Сколько ни старался, сколько ни ломал голову, ни воспалял свои мозги Погарцев, а не в силах был докопаться до истины земной: что есть жизнь и смерть и как должно жить на этом свете? Раньше, сызмальства, от отца, матери впитал он великую и непреложную правду: живи по совести. И жил. Тридцать три года жил, а это, если сосчитать — семнадцать миллионов минут. И пять минут безумия такую громадную цифирь напрочь перечеркнули.

Много ли: пять минут — едва ли успеешь совершить что-нибудь дельное. А вот на чёрное дело хватило. Ведь чтобы, человека вырастить, сколько времени нужно! А убить-то — и секунды в достатке. Потому-то убиение было и есть противное природе злодейство.

Так думал Андрей Погарцев, засыпая у костра под тёплой волчьей шкурой. Он, наверное, очень устал в этот день, потому что спал крепко, без сновидений. Как редки, как дороги будут потом такие ночи, когда ничего не снится, когда тупое дневное одиночество не сменяется кошмарным многолюдьем во снах.

Проснулся Погарцев рано, когда едва-едва засерел восток. На кошме под волчьей шкурой было тепло, и он пожалел, что не захватил шкуру на озерцо, которые окрестил за малые размеры Блюдцем.

Вместо завтрака выпив приторно тёплой воды, Андрей сразу же засобирался в путь. С большим трудом втащил юрту на повозку, впрягся в оглобли и медленно поволок груз к Блюдцу.

То, что он увидел на новом месте своего жительства, повергло его в ужас: возле кольев, к которым были привязаны овцы, валялись лишь клочки овечьей шерсти, обглоданные кости и черепа. Это всё, что осталось от животных.

"Ох и бестолочь!

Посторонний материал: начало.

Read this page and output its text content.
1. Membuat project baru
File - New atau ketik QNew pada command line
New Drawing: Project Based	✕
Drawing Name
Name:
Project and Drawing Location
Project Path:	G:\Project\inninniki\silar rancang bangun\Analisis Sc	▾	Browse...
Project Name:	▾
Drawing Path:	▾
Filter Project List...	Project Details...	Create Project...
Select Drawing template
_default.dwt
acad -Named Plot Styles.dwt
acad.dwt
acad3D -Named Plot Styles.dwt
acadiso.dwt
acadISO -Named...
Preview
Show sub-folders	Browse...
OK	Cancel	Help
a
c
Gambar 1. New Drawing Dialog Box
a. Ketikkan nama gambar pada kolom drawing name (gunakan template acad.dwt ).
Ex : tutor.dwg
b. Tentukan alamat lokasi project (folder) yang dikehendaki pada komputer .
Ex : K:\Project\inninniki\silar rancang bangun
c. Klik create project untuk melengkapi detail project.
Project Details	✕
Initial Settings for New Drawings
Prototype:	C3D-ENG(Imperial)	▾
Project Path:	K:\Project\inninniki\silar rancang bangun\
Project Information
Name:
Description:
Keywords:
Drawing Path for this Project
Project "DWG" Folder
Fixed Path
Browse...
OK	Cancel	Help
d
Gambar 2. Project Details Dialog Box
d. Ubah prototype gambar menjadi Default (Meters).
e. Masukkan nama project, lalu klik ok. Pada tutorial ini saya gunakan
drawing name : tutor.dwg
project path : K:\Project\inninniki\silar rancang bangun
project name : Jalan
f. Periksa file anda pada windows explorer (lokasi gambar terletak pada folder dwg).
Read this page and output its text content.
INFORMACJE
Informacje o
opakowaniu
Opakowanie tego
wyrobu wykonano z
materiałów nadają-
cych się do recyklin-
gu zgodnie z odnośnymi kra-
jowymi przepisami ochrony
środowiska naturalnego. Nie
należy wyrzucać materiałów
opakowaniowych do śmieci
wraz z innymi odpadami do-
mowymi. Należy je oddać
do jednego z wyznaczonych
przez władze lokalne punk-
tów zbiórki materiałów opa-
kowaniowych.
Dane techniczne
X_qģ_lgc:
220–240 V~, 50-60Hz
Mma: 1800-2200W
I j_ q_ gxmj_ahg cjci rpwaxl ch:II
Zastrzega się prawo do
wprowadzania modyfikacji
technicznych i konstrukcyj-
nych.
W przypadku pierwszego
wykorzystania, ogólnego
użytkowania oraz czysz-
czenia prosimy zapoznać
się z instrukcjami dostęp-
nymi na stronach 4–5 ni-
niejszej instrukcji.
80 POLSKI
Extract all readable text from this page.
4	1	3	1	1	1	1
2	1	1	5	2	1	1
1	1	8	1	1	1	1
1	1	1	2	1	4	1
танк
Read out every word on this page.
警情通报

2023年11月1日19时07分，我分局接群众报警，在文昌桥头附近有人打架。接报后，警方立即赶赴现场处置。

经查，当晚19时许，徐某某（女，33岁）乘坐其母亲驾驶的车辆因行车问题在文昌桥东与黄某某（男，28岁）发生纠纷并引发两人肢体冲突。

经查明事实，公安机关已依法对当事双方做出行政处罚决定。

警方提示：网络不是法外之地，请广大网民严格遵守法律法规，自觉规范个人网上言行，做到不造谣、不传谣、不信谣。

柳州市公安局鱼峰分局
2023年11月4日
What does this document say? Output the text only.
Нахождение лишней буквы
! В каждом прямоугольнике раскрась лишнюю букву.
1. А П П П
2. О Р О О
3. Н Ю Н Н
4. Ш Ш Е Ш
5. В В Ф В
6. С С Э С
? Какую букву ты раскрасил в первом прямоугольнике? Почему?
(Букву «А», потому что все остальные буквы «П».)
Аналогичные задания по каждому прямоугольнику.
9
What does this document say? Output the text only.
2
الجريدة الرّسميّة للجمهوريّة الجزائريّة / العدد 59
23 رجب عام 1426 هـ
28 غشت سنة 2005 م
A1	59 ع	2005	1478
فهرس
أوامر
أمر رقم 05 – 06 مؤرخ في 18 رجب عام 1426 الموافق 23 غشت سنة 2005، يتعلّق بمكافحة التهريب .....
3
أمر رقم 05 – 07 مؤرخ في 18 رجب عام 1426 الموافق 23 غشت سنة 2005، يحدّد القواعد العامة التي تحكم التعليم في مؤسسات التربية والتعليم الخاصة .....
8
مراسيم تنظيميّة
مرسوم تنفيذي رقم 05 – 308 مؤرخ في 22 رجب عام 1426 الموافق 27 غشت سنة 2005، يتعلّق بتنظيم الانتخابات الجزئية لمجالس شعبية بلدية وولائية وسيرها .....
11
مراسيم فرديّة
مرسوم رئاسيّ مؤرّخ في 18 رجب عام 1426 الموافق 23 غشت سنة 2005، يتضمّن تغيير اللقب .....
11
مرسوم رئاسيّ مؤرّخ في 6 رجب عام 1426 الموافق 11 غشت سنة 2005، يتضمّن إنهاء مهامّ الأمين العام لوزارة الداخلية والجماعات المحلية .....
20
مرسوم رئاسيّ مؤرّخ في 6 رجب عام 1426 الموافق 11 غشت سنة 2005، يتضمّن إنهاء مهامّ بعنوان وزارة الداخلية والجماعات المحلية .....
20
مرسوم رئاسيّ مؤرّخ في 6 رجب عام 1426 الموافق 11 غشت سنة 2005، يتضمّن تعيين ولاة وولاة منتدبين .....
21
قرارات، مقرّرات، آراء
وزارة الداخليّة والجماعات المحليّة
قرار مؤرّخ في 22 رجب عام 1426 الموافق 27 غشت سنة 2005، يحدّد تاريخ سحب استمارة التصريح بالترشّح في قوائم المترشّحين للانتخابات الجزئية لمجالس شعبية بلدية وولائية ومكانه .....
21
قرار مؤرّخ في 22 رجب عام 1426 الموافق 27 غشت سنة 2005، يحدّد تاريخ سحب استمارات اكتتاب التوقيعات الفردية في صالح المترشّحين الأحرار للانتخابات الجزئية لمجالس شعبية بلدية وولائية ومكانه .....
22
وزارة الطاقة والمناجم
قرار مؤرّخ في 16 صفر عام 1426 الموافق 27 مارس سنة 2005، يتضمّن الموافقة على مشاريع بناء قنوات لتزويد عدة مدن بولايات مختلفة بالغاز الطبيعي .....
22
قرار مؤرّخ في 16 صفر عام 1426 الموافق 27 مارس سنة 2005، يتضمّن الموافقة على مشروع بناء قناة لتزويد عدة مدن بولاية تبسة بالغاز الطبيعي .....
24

Как же ты про волков забыл?!" — проклинал он себя.

На овец он рассчитывал. Во-первых, шерсть. Он собирался остричь овец, как только перевезёт вещи с зимовки. Шерсть — это тёплые носки, рукавицы. Во-вторых, зарезав овец по осени, из овчин он хотел соорудить примитивный полушубок. Ну а в-третьих, две овцы — это месячный запас мяса. Волки, шакалы, корсаки побывали здесь? В сущности, какая ему теперь разница?